Ich ließ diese Worte über mich ergehen, ohne ihm zu zeigen, wie es in mir aussah. Ich wusste, dass ich die Drohung ernstzunehmen hatte. Und ich verabscheute ihn, wie ich niemals zuvor einen Menschen verabscheut hatte. Er hob die Peitsche und ließ sie erneut über meine Schulter sausen. Rasender Schmerz durchzuckte mich, aber ich beherrschte mich. Ich schaffte es, so zu tun, als hätte ich nichts gespürt.

»An die Arbeit«, schrie der Überschwere. Er war enttäuscht darüber, dass ich nicht erneut unter dem Hieb zusammengebrochen war. Ich sah es ihm an. Gehorsam wandte ich mich um und ging zu den anderen Gefangenen hinüber, die in etwa fünfzig Meter Entfernung von uns standen und alles beobachtet hatten. Jetzt knieten sie sich wieder hin und setzten ihre Arbeit mit den primitiven Werkzeugen fort, die sie erhalten hatten. Der Gouverneur wünschte, hier ein Landefeld für die großen Walzenraumer der Überschweren entstehen zu sehen. Natürlich war es völlig sinnlos, uns damit zu beauftragen. Da uns lediglich einige Beile und Hacken zur Verfügung standen, würden wir Monate brauchen, bis ein genügend großer Raum freigeschlagen war. Die Heybrischbüsche zu roden, war eine mörderische Arbeit, die mit Hilfe einiger Desintegratorstrahler oder auch nur eines Buschfeuers innerhalb einer Stunde erledigt gewesen wäre. Darum aber ging es dem Gouverneur nicht. Er wollte uns arbeiten sehen. Und wir sollten leiden.

Esto Conschex reichte mir das Beil, das er für mich mitgenommen hatte. Ich blickte zur Kuppel zurück. Akter tan Har kroch wie ein Tier über den Boden auf uns zu. Biran Kompagie ging grinsend hinter ihm her. Er amüsierte sich über die panische Angst des Gefangenen.

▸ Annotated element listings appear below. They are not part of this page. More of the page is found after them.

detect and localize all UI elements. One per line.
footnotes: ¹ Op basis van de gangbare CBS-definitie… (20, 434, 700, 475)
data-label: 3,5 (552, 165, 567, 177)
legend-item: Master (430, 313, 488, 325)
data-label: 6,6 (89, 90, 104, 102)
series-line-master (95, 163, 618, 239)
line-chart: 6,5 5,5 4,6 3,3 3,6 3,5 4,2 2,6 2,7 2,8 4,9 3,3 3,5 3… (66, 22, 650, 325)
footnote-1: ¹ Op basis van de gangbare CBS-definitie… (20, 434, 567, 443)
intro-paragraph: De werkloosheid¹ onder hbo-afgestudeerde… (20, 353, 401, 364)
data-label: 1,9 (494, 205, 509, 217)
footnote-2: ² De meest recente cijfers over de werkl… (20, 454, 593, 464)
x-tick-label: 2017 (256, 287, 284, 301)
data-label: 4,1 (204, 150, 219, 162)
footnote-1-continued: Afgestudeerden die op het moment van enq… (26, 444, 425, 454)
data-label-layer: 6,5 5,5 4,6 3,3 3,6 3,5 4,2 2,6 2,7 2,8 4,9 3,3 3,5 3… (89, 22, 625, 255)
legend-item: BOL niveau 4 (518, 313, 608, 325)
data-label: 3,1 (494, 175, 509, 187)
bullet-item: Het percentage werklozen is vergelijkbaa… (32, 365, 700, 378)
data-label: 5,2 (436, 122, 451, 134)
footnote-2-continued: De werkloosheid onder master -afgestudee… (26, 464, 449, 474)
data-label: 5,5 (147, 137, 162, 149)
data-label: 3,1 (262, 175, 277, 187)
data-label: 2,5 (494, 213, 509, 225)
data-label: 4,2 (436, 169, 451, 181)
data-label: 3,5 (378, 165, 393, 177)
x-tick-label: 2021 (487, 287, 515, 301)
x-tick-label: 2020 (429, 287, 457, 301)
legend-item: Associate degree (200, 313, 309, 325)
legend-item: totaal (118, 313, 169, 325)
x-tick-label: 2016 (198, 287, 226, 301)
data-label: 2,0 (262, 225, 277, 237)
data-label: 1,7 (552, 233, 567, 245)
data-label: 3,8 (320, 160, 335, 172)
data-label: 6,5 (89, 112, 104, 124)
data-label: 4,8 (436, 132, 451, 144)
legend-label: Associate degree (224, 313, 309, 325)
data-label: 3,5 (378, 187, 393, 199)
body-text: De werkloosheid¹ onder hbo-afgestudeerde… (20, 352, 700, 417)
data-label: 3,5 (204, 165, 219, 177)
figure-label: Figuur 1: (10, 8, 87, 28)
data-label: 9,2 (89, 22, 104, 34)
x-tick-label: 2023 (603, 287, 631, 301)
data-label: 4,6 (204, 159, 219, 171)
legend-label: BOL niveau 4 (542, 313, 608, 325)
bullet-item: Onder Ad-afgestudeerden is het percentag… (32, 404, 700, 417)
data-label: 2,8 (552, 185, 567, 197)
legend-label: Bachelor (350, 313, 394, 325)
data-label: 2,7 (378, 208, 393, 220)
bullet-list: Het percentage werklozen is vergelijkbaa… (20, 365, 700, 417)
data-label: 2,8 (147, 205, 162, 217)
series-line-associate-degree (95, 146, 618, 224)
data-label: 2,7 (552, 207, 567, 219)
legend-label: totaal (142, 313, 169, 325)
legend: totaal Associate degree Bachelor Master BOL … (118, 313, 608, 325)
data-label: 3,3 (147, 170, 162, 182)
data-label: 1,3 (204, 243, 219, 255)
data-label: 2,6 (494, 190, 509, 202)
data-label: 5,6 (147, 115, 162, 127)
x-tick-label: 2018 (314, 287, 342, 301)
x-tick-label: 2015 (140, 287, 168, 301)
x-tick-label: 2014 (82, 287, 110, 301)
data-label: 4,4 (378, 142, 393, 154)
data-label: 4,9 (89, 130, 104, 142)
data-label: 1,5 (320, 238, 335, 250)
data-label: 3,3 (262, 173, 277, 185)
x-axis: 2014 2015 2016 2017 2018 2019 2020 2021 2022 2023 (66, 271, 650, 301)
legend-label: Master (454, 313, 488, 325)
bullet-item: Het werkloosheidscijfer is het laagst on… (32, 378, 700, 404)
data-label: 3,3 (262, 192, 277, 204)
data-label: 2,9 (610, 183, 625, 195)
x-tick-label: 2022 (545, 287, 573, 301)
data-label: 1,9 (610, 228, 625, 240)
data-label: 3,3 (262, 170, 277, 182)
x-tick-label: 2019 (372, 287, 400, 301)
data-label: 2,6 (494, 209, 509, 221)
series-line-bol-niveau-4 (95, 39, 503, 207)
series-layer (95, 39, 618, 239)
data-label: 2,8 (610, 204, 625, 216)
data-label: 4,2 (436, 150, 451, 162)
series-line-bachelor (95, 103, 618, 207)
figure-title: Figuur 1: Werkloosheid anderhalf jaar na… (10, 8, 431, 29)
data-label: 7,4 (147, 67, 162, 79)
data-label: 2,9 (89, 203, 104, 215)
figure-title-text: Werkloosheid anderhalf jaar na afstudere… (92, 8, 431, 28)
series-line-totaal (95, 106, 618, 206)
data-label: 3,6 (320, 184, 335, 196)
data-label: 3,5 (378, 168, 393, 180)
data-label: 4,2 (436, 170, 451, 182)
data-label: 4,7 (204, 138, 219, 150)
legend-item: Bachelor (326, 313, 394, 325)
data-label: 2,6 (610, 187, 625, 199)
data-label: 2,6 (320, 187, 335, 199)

Conschex griff nach meinem Arm.

»Wir werden so tun, als ob wir nichts sehen«, sagte er.

»Sind wir schon soweit?«, fragte ich bitter.

»Wenn Sie nicht morgen schon so sein wollen wie tan Har, dann müssen Sie sich beugen.«

Ich nickte. Ich wusste, dass er recht hatte. Aber ich wusste auch, dass ich das nicht lange durchhalten konnte. Früher oder später würde ich Amok laufen, wenn es so weiterging.

Die rote Sonne brannte heiß vom violett verfärbten Himmel herab. Ich kniete nieder und hieb voller Zorn auf die stacheligen Äste eines Heybrischbusches ein, sorgfältig darauf bedacht, mir die Hände dabei nicht aufzureißen.

»Sie könnten uns wenigstens Handschuhe geben«, murmelte Conschex.

Ich antwortete nicht. Kompagie und tan Har hatten uns erreicht. Der Bolither griff mit bloßen Händen nach den Büschen und versuchte, sie aus dem Boden zu reißen. Natürlich zerfetzte er sich die Haut dabei. Der Überschwere warf ihm verächtlich ein Beil vor die Füße. Er nahm es auf, flüsterte mit kraftloser Stimme einige Dankesworte, und setzte seine Arbeit fort.

Die Hänge des Tales wurden von den gelb und rot blühenden Büschen überwuchert. Ihre Wurzeln gruben sich tief in den Boden. Überall stiegen junge Triebe von den Seitenwurzeln auf. Sie lugten als messerscharfe Stacheln aus dem Boden hervor. Nur zu leicht konnten wir uns die Knie daran aufschneiden, wenn wir nicht aufpassten.